Directed by: Mark Verkerk | 60 minutes |

In 2020 they will be 100 years old in Amsterdam: the school gardens. Started in 1920 because of the great poverty in neighborhoods such as the Jordaan: this enabled students to contribute to the household with the proceeds from their vegetable garden. Every child in Amsterdam and in other cities was entitled to a school garden. And for a hundred years this initiative has proved to be a wonderful example of effective practical education. Children not only get exercise and fresh air, they learn that lettuce does not grow in the supermarket and thus gain respect for nature. In the sixty-minute documentary ‘De schooltuin’ by Mark Verkerk (‘The New Wilderness’, ‘The Wild City’) we follow the cycle of the school gardens a bit like ‘The New Wilderness’ for a year. From preparing the soil to the first steps of the curious and somewhat insecure children on their own piece of garden, to planting potatoes and harvesting the largest winter carrot (822 grams!).
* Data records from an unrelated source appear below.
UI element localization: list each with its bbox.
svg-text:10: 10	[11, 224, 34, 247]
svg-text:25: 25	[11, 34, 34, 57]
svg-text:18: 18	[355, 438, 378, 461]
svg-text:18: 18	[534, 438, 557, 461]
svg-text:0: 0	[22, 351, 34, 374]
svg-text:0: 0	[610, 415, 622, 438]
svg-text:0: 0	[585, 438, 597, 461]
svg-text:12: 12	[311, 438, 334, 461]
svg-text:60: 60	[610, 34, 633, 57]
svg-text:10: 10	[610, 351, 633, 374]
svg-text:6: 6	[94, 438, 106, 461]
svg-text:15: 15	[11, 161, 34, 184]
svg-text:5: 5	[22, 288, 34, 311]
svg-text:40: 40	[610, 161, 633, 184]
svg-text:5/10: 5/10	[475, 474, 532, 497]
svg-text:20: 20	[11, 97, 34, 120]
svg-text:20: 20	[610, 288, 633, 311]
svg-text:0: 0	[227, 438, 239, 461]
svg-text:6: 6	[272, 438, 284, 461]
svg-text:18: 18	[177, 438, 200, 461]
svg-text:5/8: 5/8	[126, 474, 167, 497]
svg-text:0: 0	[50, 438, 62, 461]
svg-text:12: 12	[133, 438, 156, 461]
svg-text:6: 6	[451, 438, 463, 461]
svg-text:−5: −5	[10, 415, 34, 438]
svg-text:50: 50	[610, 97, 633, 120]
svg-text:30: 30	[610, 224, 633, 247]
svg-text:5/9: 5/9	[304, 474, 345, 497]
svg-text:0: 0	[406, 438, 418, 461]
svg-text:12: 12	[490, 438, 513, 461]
There is absolutely nothing wrong with the images. ‘The school garden’ is a nice mix of educational fly-on-the-wall images, in which we witness the infectious enthusiasm of the senior groups of various primary schools in Amsterdam, and nature shots, where the range of garden residents stands out. A fox, a hedgehog, bunnies, various birds, including even a kingfisher, a grass snake and of course lots of crawling and flying insects: the gardens in the middle of the city offer a rich and varied living environment for these animals.

What is also strong about this fine is that it provides some context. Because we can see the delight of the children in the open air when they pull a nice red radish out of the ground, but what happens to the freshly harvested vegetables when they put them on the kitchen counter at home? Also nice to see is the variety of reactions. For example, on the crickets that threaten the potato harvest. One child is horrified by the special animal, the other begs if he can hold it for a while. The reactions to the harvested and prepared food – because sometimes the children cook in the garden with the help of a cook – also vary widely. One person finds the salad of grated kohlrabi, apple, lemon, mint and olive oil very tasty, the other says with an angry look: ‘it tastes like onion!’ ‘The School Garden’ is inspiring, and educational.